Mas quais as consequências previstas para aqueles que não respeitam estas imposições?

Estas situam-se ao nível meramente contra-ordenacional, nos artigos 25º e seguintes do referido decreto-lei. Constituem por isso contra-ordenações muito graves, as que constam daquele elenco, sujeitando-se os infractores a coimas e possivelmente às sanções acessórias do artigo 27º como a cessação compulsiva da actividade ou a impossibilidade de emissão de licenças a favor do infractor.

Do meu ponto de vista (e não querendo advogar exageradamente a intervenção da tutela penal na questão ambiental, pois concordo com o Prof. Vasco Pereira da Silva quando defende a preferência pela tutela sancionatória do ambiente pela via administrativa) estas sanções contra-ordenacionais parecem-me manifestamente insuficientes (isto apesar do RGIT, no seu artigo 97º consagrar como contrabando qualificado a importação ou exportação de mercadoria proibida pelo que se tal acontecer as espécies absolutamente impedidas de tal, estaremos perante um crime punível até cinco anos de prisão).

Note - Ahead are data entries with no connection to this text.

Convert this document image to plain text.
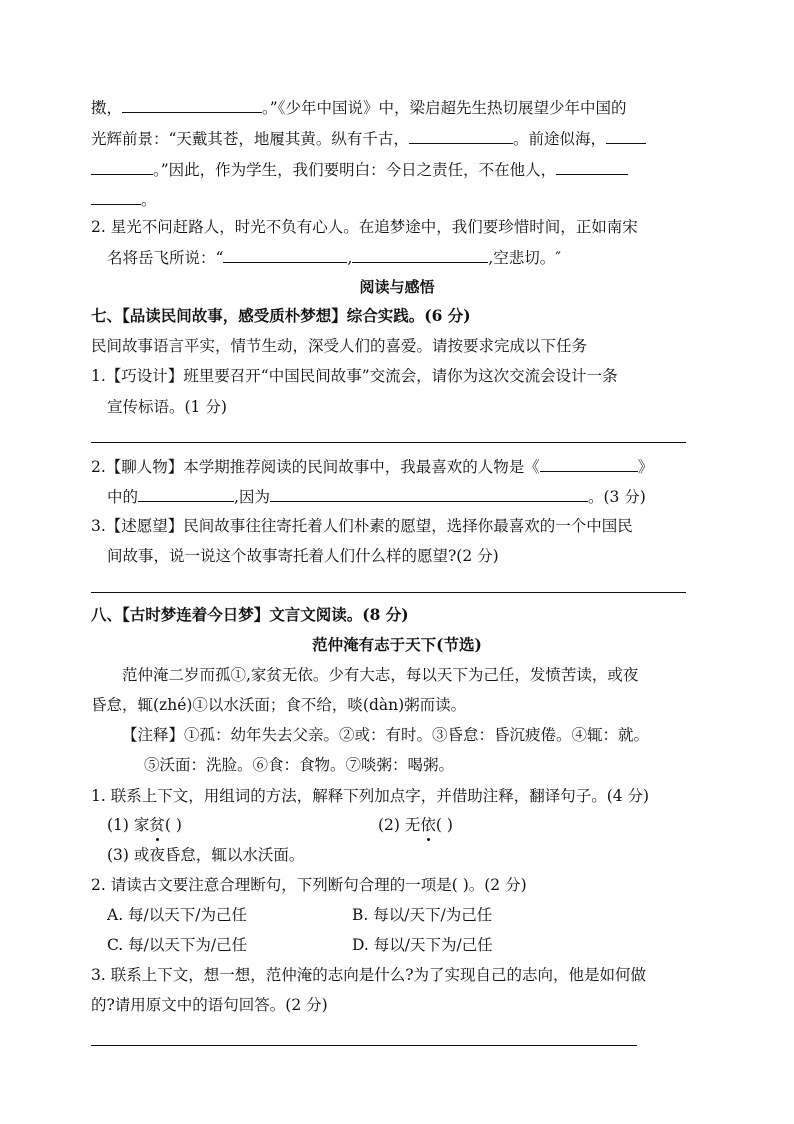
擞，	。”《少年中国说》中，梁启超先生热切展望少年中国的
光辉前景：“天戴其苍，地履其黄。纵有千古，	。前途似海，
。”因此，作为学生，我们要明白：今日之责任，不在他人，
。
2. 星光不问赶路人，时光不负有心人。在追梦途中，我们要珍惜时间，正如南宋
名将岳飞所说：“	,	,空悲切。″
阅读与感悟
七、【品读民间故事，感受质朴梦想】综合实践。(6 分)
民间故事语言平实，情节生动，深受人们的喜爱。请按要求完成以下任务
1.【巧设计】班里要召开“中国民间故事”交流会，请你为这次交流会设计一条
宣传标语。(1 分)
2.【聊人物】本学期推荐阅读的民间故事中，我最喜欢的人物是《	》
中的	,因为	。(3 分)
3.【述愿望】民间故事往往寄托着人们朴素的愿望，选择你最喜欢的一个中国民
间故事，说一说这个故事寄托着人们什么样的愿望?(2 分)
八、【古时梦连着今日梦】文言文阅读。(8 分)
范仲淹有志于天下(节选)
范仲淹二岁而孤①,家贫无依。少有大志，每以天下为己任，发愤苦读，或夜
昏怠，辄(zhé)①以水沃面；食不给，啖(dàn)粥而读。
【注释】①孤：幼年失去父亲。②或：有时。③昏怠：昏沉疲倦。④辄：就。
⑤沃面：洗脸。⑥食：食物。⑦啖粥：喝粥。
1. 联系上下文，用组词的方法，解释下列加点字，并借助注释，翻译句子。(4 分)
(1) 家贫( )	(2) 无依( )
(3) 或夜昏怠，辄以水沃面。
2. 请读古文要注意合理断句，下列断句合理的一项是( )。(2 分)
A. 每/以天下/为己任	B. 每以/天下/为己任
C. 每/以天下为/己任	D. 每以/天下为/己任
3. 联系上下文，想一想，范仲淹的志向是什么?为了实现自己的志向，他是如何做
的?请用原文中的语句回答。(2 分)
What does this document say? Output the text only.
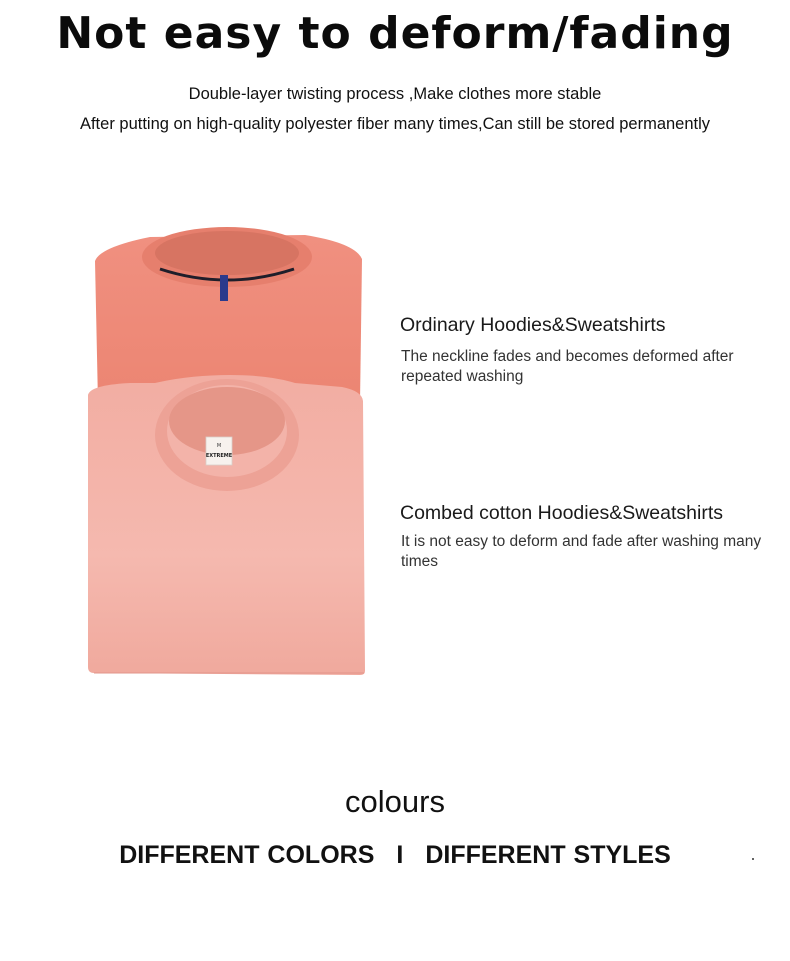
Not easy to deform/fading
Double-layer twisting process ,Make clothes more stable
After putting on high-quality polyester fiber many times,Can still be stored permanently
M
EXTREME
Ordinary Hoodies&Sweatshirts
The neckline fades and becomes deformed after repeated washing
Combed cotton Hoodies&Sweatshirts
It is not easy to deform and fade after washing many times
colours
DIFFERENT COLORS I DIFFERENT STYLES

Voltando ao meu ponto inicial, o animal é em toda a medida vizinho do Homem e creio até que a questão animal será para muitos de nós mais sensível que grande parte das questões ambientais em geral, precisamente porque somos parentes tão próximos. Pense-se em quantos de nós se vêem compelidos a mudar de canal quando na televisão aparecem imagens de animais em sofrimento. Pense-se em quantos de nós para quem um animal de estimação é mais que uma companhia, é como um membro da família. Pense-se em quantos de nós mudariam para uma dieta vegetariana se presenciassem as verdadeiras condições em que alguns animais são mortos. A CITES e a sua regulamentação interna é só um exemplo para demonstrar a importância da protecção animal quer ao nível internacional quer ao nível interno. Creio que a questão animal necessita de maior tutela penal precisamente porque (no meu modesto entender) o bem jurídico ambiente – vertente animal, possui essa dignidade jurídica.

Contudo parece-me que enquanto os animais forem definidos como “coisas” no nosso ordenamento jurídico e não como uma realidade autónoma (entre a coisa que é objecto e o Homem a quem de facto se dirige o Direito), ainda teremos um longo e penoso caminho a trilhar enquanto os nossos silenciosos e inocentes vizinhos sofrem com as acções mais atrozes, da qual o comércio ilegal em condições penosas é apenas um exemplo, às mãos deste recente sublocatário do planeta Terra que é o Homem.